Long Covid is a complex medical condition that can be hard to diagnose as it has a range of more than 200 symptoms - some of which can resemble other illnesses - from exhaustion and cognitive impairment to pain, fever and heart palpitations, according to the World Health Organisation. There is no authoritative data on the frequency of suicides among sufferers.
Several scientists from organisations including the US National Institutes of Health and Britain's data-collection agency are beginning to study a potential link following evidence of increased cases of depression and suicidal thoughts among people with long Covid, and a growing number of known deaths.
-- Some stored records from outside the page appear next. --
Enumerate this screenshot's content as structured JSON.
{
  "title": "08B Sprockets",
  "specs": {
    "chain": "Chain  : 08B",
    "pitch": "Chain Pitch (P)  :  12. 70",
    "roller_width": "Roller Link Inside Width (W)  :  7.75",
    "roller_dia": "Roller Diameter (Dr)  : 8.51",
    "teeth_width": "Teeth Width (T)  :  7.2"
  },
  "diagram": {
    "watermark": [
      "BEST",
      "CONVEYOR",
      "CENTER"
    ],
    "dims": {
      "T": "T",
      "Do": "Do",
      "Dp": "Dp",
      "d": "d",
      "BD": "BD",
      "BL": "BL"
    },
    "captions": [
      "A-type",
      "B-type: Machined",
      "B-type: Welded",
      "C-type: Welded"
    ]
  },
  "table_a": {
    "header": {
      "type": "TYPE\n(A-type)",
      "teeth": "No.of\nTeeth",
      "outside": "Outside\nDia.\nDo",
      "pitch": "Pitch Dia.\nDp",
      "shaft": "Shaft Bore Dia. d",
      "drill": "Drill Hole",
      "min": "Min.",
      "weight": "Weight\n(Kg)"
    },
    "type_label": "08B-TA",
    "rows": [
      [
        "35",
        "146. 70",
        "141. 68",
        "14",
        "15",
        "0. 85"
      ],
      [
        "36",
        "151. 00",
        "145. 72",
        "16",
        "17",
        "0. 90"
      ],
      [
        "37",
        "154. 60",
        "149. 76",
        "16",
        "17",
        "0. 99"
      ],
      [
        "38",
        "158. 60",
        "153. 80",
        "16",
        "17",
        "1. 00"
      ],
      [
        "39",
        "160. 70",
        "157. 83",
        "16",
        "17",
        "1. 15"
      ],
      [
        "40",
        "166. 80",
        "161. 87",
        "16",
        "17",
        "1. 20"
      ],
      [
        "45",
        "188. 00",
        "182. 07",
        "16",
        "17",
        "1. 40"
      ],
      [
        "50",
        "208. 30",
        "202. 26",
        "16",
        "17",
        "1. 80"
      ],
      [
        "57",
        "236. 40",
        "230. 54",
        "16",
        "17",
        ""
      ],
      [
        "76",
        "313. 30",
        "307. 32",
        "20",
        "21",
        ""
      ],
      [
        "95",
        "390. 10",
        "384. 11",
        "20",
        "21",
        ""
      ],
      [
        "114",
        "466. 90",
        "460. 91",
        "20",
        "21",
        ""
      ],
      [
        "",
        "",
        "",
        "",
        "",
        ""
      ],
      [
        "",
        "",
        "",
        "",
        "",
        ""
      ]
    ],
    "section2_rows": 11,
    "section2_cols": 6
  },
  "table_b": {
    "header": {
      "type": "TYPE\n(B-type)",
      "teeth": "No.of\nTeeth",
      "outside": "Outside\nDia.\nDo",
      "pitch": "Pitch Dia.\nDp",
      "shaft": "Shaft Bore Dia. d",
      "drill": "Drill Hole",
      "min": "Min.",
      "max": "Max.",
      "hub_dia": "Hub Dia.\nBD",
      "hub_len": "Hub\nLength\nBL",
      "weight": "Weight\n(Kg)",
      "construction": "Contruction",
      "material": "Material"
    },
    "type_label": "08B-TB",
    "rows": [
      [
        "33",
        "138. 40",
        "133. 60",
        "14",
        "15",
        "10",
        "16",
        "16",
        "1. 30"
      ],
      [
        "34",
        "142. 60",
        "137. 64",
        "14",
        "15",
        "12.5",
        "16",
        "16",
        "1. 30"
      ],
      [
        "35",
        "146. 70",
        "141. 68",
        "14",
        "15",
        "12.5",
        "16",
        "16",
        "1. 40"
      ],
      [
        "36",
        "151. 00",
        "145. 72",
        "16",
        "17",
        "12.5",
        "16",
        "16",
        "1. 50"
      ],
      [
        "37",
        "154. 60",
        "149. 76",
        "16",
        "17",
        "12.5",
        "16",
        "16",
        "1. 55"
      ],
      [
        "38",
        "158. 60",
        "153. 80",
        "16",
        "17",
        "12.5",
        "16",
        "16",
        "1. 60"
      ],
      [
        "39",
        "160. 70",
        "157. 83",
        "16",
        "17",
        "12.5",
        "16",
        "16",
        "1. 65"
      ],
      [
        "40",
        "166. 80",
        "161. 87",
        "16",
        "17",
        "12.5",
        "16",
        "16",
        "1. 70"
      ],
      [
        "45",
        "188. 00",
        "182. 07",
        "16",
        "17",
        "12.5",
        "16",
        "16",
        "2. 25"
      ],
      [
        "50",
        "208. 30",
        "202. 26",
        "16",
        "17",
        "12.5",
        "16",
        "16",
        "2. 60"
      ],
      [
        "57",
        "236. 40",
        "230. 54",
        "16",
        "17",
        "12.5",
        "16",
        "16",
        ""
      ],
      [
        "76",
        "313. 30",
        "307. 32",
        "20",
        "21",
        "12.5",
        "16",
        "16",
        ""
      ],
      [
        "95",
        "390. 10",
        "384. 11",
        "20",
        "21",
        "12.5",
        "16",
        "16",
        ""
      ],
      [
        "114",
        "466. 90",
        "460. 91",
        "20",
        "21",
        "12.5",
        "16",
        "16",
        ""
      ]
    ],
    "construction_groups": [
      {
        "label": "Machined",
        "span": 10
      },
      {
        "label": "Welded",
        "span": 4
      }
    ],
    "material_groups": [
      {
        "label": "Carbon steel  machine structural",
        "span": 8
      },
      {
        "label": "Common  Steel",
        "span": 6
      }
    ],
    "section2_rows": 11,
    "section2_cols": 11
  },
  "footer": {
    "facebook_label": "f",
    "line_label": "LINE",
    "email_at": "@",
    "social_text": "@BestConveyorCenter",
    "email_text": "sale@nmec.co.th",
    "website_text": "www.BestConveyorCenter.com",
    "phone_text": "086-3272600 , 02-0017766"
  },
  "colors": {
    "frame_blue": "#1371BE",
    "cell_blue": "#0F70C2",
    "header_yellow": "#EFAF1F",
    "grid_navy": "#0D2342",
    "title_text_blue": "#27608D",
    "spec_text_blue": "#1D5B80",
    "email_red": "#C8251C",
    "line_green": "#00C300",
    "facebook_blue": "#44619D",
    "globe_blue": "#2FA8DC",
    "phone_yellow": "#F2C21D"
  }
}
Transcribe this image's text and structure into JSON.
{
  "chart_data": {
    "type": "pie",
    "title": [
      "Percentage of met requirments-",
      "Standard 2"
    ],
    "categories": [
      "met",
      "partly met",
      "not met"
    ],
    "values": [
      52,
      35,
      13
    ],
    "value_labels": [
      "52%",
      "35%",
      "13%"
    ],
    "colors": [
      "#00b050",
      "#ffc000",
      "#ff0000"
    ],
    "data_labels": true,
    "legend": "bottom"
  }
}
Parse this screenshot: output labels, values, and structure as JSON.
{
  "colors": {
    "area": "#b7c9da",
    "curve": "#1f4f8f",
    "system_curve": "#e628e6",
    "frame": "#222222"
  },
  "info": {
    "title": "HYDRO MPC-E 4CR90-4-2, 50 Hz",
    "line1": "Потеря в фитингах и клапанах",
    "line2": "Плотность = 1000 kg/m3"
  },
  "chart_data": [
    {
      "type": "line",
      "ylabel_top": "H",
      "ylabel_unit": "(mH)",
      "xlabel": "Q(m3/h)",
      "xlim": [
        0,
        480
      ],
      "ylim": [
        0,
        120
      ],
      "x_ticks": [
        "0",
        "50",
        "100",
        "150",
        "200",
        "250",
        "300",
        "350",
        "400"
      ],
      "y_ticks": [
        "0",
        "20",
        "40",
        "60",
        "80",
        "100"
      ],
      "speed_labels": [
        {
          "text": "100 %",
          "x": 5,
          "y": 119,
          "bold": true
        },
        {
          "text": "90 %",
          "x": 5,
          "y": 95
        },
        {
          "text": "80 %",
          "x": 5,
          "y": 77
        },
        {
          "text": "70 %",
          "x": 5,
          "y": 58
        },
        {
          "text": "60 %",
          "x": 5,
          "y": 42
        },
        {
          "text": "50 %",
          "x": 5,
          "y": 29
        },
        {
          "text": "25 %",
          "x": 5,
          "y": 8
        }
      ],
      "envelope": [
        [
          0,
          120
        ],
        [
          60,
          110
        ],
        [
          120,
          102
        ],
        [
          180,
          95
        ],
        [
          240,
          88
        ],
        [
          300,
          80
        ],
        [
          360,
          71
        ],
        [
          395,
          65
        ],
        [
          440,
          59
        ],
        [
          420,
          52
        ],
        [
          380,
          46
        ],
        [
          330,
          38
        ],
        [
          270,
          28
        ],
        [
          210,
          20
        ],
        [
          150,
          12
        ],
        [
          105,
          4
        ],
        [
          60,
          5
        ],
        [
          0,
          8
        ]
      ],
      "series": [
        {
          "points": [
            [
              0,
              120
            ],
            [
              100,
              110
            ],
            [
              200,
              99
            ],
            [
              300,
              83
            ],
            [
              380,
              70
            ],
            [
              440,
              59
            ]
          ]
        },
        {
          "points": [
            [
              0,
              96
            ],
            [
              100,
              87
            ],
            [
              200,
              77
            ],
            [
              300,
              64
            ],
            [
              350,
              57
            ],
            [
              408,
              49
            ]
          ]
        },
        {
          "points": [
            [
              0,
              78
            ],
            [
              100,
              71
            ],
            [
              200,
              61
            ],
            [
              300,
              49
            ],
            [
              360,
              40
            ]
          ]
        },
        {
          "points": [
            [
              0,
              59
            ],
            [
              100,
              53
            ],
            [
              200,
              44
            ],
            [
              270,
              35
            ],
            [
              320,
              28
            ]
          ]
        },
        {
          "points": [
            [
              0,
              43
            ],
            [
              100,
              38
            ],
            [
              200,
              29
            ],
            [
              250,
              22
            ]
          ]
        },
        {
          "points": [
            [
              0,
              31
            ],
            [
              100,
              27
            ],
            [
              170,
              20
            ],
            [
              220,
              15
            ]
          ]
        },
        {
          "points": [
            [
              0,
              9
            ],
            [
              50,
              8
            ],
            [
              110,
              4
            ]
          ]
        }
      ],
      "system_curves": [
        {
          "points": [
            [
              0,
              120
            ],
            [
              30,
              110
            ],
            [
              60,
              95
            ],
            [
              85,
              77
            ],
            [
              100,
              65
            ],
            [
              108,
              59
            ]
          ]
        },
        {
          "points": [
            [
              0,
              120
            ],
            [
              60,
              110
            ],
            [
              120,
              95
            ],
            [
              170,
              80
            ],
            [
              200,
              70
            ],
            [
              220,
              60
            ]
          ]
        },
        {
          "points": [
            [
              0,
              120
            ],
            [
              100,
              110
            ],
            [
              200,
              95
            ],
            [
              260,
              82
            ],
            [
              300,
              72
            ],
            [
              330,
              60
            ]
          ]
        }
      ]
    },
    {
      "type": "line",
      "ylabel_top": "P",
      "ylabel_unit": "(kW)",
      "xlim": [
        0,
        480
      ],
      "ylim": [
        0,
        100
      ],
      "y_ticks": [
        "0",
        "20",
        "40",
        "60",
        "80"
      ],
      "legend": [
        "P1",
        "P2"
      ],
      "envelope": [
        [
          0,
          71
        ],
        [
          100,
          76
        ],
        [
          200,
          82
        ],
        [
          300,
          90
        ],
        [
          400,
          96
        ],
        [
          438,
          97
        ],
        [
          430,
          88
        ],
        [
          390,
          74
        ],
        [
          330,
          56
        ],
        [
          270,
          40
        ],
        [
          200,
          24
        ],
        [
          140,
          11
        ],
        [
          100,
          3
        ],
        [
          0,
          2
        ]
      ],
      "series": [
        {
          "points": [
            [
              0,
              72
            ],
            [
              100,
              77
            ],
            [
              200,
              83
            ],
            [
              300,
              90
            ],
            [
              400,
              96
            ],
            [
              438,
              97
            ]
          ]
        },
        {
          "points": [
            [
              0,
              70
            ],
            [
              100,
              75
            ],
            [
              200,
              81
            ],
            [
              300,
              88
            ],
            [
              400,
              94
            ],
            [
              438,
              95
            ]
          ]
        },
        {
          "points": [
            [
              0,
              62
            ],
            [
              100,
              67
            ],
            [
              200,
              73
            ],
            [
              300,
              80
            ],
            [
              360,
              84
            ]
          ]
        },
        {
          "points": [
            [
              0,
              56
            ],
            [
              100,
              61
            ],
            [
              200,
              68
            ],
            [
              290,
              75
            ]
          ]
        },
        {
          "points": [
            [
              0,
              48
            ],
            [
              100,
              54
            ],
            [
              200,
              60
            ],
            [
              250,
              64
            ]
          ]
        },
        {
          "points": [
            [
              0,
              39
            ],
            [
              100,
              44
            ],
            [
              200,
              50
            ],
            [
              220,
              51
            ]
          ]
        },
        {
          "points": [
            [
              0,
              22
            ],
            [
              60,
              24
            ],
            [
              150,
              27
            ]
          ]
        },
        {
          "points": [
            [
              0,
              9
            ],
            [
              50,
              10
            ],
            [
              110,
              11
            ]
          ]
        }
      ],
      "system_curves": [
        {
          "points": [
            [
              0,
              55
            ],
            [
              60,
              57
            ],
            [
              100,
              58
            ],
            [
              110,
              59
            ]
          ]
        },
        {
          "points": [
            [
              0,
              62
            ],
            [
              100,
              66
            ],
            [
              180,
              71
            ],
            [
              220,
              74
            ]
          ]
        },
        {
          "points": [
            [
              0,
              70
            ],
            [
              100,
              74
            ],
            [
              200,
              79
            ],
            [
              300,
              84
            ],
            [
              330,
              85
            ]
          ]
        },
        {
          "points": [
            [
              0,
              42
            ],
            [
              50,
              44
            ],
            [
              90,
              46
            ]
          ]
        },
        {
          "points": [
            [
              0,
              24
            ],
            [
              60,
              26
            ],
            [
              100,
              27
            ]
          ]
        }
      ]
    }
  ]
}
"I'm sure long Covid is associated with suicidal thoughts, with suicide attempts, with suicide plans and the risk of a suicide death. We just don't have epidemiological data," said Leo Sher, a psychiatrist in New York who studies mood disorders and suicidal behaviour, a British wire service reported.
Among key questions now being examined by researchers: does the risk of suicide potentially increase among patients because the virus is changing brain biology?
Or does the loss of their ability to function as they once did push people to the brink, as can happen with other long-term health conditions? 'We should take this seriously Sher said pain disorders in general were a very strong predictor of suicide, as was inflammation in the brain, which several studies have linked with long Covid. "We should take this seriously," he added.
An analysis conducted by Seattle-based health data firm Truveta showed that patients with long Covid were nearly twice as likely to receive a first-time antidepressant prescription within 90 days of their initial Covid diagnosis compared with people diagnosed with Covid alone.
The analysis was based on data from 20 major US hospitals, including more than 1.3 million adults with a Covid diagnosis and 19,000 with a long Covid diagnosis between May 2020 and July 2022.
The potential long-term effects of Covid-19 are poorly understood, with governments and scientists only now starting to systematically study the area as they emerge from a pandemic that itself blindsided much of the world.